Un videogioco non è solo un momento di spensieratezza tra la scuola e gli altri impegni ma diventa esso stesso un impegno, una sorta di scuola perchè ha delle progressive tappe di apprendimento per essere sempre più bravi, specialmente se condiviso on line con altri giocatori.
Un video da guardare anche solo per divertirsi tra “fail” e rappresentazioni sarcastiche degli eventi della vita sprona a restarvi attaccati per ore, proprio perchè ci rende sereni, divertiti, quasi rassicurati anche contro la nostra angoscia.
I bambini ed i ragazzi sono infatti rassicurati nel saper gestire le applicazioni loro dedicate, si sentono “grandi” ed hanno la piena consapevolezza delle loro gesta e, per questa ragione, molti genitori sono sereni nel vedere i loro stessi figli sereni, concentrati, capaci e apparentemente impegnati in modo tale da non “disturbare” gli adulti.
Poi, però, notiamo i loro occhi rossi, li vediamo curvi come banane, li osserviamo parlare sempre meno oppure solo di codici comunicativi compressi e privi di una più ricca sintassi e di una grammatica corretta, vincolati alla ricerca ed all’uso dei telefonini.
È perciò difficile staccarli dal cellulare e dal computer e molti genitori si chiedono come fare.
Il confronto che oggi propongo è lo stesso con il quale mi specchio, perchè mi sento impotente e spaventata contro una tecnologia che prenderà sempre più vita nella nostra vita ed in quella dei ragazzi.
Ho parlato con i miei figli insieme a mio marito (io faccio lo sbirro buono e Fabio quello cattivo) nel dire loro i limiti di utilizzo e nell’educarli ai pericoli in generale atteso che ormai tutto è in rete, anche la scuola stessa usa le applicazioni.
Abbiamo notato che per quanto ci ascoltino è proprio mentre usano il telefonino che ne sono “rapiti” e riteniamo inutile adottare dei divieti manu militari, al netto della minaccia di mio marito nel proporre ai nostri figli il cellulare in modalità invisibile, trovando invece nello stimolo verso degli altri interessi un buon polo di attenzione, anche partecipando con loro nel praticarli.
Ogni famiglia ha dinamiche tempi e interessi diversi da poter sostituire al telefonino, ricordando ai genitori che esiste anche il NO deciso come riposta alla richiesta del solo telefonino contro ogni altra opportunità.

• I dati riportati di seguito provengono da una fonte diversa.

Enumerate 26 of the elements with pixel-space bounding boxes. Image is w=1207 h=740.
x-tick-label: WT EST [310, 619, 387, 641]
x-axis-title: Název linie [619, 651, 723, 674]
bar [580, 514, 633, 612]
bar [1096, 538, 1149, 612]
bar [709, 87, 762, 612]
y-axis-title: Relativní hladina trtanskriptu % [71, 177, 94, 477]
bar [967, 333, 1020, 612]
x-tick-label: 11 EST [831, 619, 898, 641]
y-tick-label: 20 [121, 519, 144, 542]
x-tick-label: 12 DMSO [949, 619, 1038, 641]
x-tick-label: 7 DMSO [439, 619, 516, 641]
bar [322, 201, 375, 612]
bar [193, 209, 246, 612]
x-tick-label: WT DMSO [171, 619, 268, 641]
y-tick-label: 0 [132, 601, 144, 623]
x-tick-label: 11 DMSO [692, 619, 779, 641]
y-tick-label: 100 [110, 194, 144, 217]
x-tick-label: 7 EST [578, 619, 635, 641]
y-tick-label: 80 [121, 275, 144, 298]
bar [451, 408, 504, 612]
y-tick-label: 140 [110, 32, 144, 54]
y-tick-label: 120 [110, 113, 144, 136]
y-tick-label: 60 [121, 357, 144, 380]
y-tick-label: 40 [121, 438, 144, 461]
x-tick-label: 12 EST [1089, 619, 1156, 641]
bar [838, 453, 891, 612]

Dipende quindi dalla qualità del rapporto con i figli, specialmente se adolescenti, al linguaggio comunicativo con il quale si parla con loro, alla relazione genitori-figli nel suo significato più ampio, la differenza tra l’essere ascoltati e l’imporre un divieto punto e basta.
Occorre impegno da parte nostra per educare i figli al corretto uso del telefonino ma, forse, dovremmo prima essere noi a saperlo gestire come babysitter.
Investiamo nella capacità di ascolto dei nostri figli ed anche nel loro buon senso oltre a delle precise regole di gestione dello strumento tecnologico, altrimenti non rimane che la modalità invisibile suggerita da mio marito, anche lui cosciente che serve a poco in realtà.
Meglio investire in prevenzione allora, cercando sin dai primi approcci dei bambini ai telefonini, di educarli ai giusti progressivi tempi di utilizzo in nome di quella maturità che noi genitori dobbiamo trasmettere ai figli soprattutto tramite la nostra autorevolezza, senza ricorrere alla sola autorità.